I'm doing much better today!!

I am already doing better with my spasms. I have had about 50 today. That is just an estimate because my mommy has been cleaning and washing clothes, so she probably missed some while I was playing on my mat. My mommy and daddy are very excited that they have gone down since yesterday. We weren't expecting to see a change until tomorrow, but we are already seeing a change. Hopefully this medicine will work because we are running out of options. We know that God has a plan so we are putting all our trust in Him. I did get to go eat with PaPa, RaRa, Shannon, and PawPaw(my great grandpa). It was lots of fun. Everybody was saying how much better I look. My eyes do not look as weak because I am on about half of the clonazepam that I was on. I'm so glad they are taking me off that medicine. I have been on it since February and all it does it make me so very tired. Hopefully when I get off of it totally I will be able to build my muscles strength up some more. Please continue to pray for me. I love you all very much!!!

Saturday, May 1, 2010

I'm on my way home :)

I am on my way home from the hospital. My seizures are not any better. They let me go since they are not any worse and my vital signs are good. It will take a few days for this medicine to get in my system. My mommy and daddy also have to slowly increase my dose every three days until we see improvement. We are hoping to see some improvement by Monday. I am more active because they are taking me off of my clonazepam. They started decreasing it yesterday and will slowly take me off of it within the next month. Well I can't wait to get home and I will keep you updated on how I am doing. Please pray that these spasms will stop and that my EEG will not get worse. I am so thankful to have all of you praying for me to get all better!!

Back in the hospital :(


Sorry I haven't updated you but I have been having a rough couple of days. My spasms have been increasing more and more everyday. My doctors tried increasing my medicines but it did not help at all. In fact my spasms just kept getting worse. I had over 150 spasms today so they had to admit me to the hospital. They started me on a high dose of topamax and we are praying that this helps. My poor little body is so tired from all the medicine and seizures. They just wear me out. On a good note it is 3:00 am and I have more energy than I have had all day. Just look at my picture. I am such a happy little boy.
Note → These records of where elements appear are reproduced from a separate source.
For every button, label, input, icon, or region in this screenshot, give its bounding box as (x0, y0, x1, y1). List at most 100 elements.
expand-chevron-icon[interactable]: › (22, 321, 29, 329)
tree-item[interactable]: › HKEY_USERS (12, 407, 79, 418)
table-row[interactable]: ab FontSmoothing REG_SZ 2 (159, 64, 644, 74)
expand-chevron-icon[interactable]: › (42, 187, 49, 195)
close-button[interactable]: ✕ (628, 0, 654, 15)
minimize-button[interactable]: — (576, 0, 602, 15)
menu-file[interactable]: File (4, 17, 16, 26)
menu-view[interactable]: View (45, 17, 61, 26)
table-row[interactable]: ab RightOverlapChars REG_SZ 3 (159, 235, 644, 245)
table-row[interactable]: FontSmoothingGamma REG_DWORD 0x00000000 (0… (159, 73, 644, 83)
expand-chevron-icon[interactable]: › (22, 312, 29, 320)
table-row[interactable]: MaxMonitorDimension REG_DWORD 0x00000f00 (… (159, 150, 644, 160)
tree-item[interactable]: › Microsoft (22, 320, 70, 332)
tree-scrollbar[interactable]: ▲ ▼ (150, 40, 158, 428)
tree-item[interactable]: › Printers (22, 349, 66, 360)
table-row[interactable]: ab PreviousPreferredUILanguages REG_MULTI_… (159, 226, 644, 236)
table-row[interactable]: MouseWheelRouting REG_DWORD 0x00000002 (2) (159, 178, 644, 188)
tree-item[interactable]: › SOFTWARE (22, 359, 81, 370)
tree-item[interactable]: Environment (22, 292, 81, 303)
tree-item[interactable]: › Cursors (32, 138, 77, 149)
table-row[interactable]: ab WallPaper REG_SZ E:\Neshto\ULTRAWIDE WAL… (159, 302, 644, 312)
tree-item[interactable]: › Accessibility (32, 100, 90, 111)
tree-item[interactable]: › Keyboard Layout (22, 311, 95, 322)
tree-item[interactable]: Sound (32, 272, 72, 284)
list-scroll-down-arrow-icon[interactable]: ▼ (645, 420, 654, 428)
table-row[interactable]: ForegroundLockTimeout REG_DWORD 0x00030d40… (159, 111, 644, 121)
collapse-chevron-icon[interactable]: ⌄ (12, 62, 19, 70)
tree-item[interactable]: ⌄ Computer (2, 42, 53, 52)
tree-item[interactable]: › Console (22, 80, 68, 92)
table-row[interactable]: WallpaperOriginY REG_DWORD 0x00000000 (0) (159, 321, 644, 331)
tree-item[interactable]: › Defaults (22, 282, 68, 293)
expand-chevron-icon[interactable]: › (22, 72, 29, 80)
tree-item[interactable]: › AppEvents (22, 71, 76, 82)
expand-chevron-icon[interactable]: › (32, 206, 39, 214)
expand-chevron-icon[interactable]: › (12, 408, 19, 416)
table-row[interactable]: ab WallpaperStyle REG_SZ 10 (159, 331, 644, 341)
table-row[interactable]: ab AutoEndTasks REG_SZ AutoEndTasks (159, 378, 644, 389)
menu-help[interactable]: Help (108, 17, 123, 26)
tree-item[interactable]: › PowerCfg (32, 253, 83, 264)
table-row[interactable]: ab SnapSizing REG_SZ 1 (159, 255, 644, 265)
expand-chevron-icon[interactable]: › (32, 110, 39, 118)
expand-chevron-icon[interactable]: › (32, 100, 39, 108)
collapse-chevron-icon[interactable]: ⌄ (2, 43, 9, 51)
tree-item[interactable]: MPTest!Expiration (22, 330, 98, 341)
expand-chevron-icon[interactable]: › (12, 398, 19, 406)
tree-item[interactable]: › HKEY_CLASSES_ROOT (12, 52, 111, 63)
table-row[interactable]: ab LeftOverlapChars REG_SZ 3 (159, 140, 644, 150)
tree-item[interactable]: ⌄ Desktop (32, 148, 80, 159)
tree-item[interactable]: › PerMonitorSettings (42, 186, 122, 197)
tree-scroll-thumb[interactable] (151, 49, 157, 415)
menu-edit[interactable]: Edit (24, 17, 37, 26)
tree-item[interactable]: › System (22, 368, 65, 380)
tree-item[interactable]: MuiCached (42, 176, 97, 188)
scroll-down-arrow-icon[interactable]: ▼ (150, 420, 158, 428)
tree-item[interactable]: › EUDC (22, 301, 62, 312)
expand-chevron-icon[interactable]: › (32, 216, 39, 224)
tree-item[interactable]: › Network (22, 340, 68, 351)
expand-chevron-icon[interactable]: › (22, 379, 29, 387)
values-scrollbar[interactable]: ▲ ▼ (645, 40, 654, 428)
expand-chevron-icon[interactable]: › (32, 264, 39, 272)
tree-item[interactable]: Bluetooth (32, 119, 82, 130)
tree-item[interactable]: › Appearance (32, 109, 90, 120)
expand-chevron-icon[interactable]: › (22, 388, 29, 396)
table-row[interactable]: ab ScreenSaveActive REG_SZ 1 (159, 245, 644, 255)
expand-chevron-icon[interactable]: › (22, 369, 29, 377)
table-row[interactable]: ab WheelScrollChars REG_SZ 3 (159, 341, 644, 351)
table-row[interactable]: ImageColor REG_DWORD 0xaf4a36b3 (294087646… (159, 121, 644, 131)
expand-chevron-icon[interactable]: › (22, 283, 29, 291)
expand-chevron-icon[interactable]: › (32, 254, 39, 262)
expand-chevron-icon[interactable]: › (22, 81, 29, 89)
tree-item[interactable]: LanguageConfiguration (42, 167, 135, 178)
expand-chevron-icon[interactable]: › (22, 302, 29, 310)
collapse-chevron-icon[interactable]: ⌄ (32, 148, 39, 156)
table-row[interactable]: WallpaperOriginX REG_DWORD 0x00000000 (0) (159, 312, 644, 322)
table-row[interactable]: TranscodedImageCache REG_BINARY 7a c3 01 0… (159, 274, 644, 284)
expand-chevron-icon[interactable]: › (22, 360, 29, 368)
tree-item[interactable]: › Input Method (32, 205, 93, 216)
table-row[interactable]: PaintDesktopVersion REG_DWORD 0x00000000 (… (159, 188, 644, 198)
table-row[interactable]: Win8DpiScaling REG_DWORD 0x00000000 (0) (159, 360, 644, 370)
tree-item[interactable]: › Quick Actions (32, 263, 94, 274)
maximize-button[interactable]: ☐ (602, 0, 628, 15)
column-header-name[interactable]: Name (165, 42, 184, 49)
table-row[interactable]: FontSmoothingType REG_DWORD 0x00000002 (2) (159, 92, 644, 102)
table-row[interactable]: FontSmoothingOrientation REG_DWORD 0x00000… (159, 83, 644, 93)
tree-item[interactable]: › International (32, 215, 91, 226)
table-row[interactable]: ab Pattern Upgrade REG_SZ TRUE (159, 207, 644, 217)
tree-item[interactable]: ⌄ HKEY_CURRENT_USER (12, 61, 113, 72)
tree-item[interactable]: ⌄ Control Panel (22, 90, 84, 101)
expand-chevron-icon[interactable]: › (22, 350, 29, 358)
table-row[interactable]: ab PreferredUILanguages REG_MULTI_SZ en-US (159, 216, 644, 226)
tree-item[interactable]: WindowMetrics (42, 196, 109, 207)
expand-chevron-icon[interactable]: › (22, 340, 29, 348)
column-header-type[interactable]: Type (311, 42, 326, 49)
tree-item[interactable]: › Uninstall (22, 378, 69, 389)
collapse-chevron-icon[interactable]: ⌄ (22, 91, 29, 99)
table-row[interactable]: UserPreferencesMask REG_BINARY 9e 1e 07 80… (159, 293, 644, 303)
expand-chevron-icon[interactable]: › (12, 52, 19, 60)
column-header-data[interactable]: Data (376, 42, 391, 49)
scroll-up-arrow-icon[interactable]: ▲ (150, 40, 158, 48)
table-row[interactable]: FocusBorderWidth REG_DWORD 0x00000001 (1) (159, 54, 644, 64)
My mommy said she will stay up with me as long as I keep laughing and talking to her. The doctors haven't said to much about my EEG that I had Thursday. All we know is that it didn't look much different than the previous one. The doctor who reads the EEGs is out until next week so we will not get a full report until then. This is very good that it hasn't changed much. This means that the steriods did what they were suppose to do to my brain waves. The bad news is I'm still having way to many seizures and my EEG is showing seizure activity. So now we are just trying to see what medicine will help control these mean seizures. Please pray that we can get these under control quickly because we don't need them to do any more damage to me. I love you and will update you again as soon as possible.